*Next generation sequencing and bioinformatic and genomic analysis at CDPHE is not CLIA validated at this time. These workflows and their outputs are not to be used for diagnostic purposes and should only be used for public health action and surveillance purposes. CDPHE is not responsible for the incorrect or inappropriate use of these workflows or their results.
This wdl workflow transfers the result files and intermediate files from the wf_theiacov_illumina_pe.wdl workflow to our bucket. Currently we use the XGen tiled amplicon primer scheme for WGS. We then perform genome assembly using Theiagen Genomic's PHB wf_theiacov_illumina_pe.wdl on the Terra platform. Following assembly we transfer the resutls and intermediate files to our GCP buckets using the TheaiCov_mpox_transfer.wdl.
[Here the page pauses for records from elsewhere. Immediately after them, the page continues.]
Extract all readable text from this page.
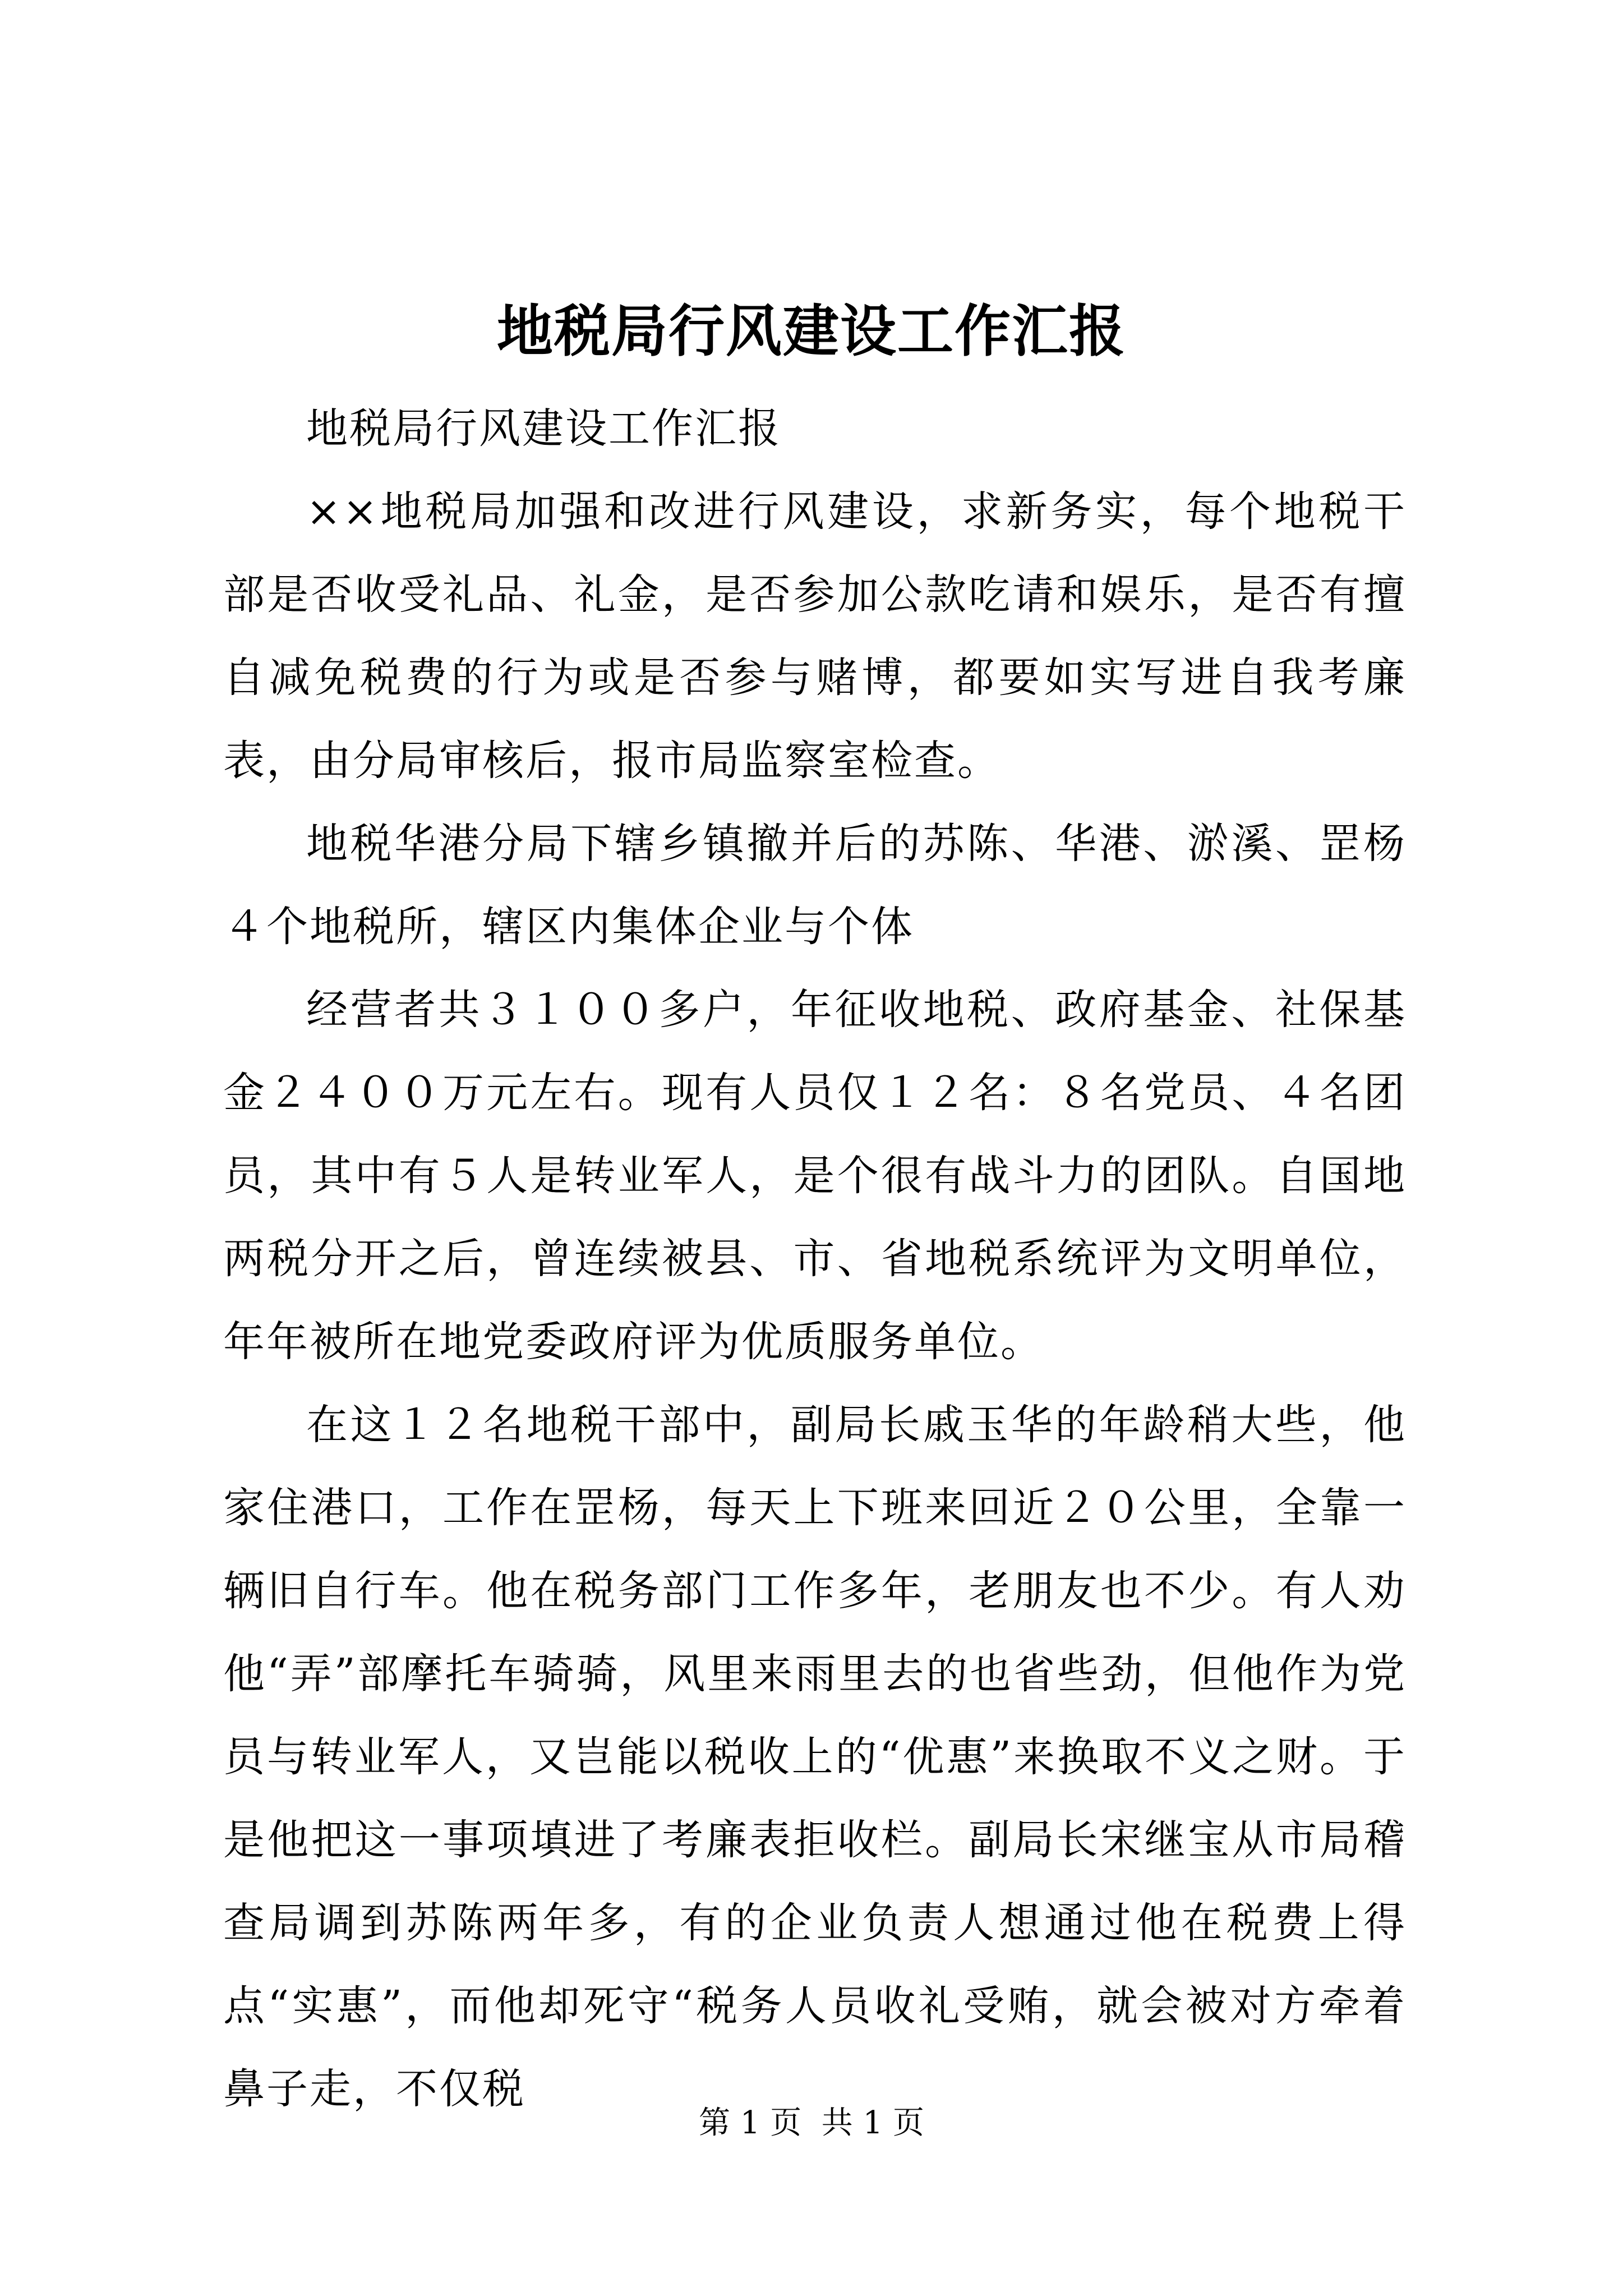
地税局行风建设工作汇报

地税局行风建设工作汇报

××地税局加强和改进行风建设，求新务实，每个地税干部是否收受礼品、礼金，是否参加公款吃请和娱乐，是否有擅自减免税费的行为或是否参与赌博，都要如实写进自我考廉表，由分局审核后，报市局监察室检查。

地税华港分局下辖乡镇撤并后的苏陈、华港、淤溪、罡杨４个地税所，辖区内集体企业与个体

经营者共３１００多户，年征收地税、政府基金、社保基金２４００万元左右。现有人员仅１２名：８名党员、４名团员，其中有５人是转业军人，是个很有战斗力的团队。自国地两税分开之后，曾连续被县、市、省地税系统评为文明单位，年年被所在地党委政府评为优质服务单位。

在这１２名地税干部中，副局长戚玉华的年龄稍大些，他家住港口，工作在罡杨，每天上下班来回近２０公里，全靠一辆旧自行车。他在税务部门工作多年，老朋友也不少。有人劝他“弄”部摩托车骑骑，风里来雨里去的也省些劲，但他作为党员与转业军人，又岂能以税收上的“优惠”来换取不义之财。于是他把这一事项填进了考廉表拒收栏。副局长宋继宝从市局稽查局调到苏陈两年多，有的企业负责人想通过他在税费上得点“实惠”，而他却死守“税务人员收礼受贿，就会被对方牵着鼻子走，不仅税

第 1 页  共 1 页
| Input Variable | description |
|---|---|
| sample_name | column with the list of sample names (e.g. the entity:data_name_id) |
| transfer_bucket_path | user defined google bucket for where the files will be transferred to, string |
| aligned_bam | bam files |
| assembly_fasta | consensus fasteas |
| consesnus_stats | |
| ivar_tsv | vcf file output from ivar |
| ivar_vcf | vcf file ouptut from ivar |
| kraken_report | kraken report output from kraken |
| kraken_report_dehosted | kraken report output from kraken |
| nextclade_json | nextclade json file output from nextclade |
| nextclade_tsv | nextclade file output from nextclade |
| read1_dehosted | scrubbed fastq file of human read data |
| read2_dehosted | scrubbed fastq file of human read data |
This workflow takes in illumina PE fastq data. The workflow runs seqyclean on raw fastq files and then runs fastqc on raw and cleaned reads. Outputs from fastqc and seqyclean are transfered to the GCP bucket.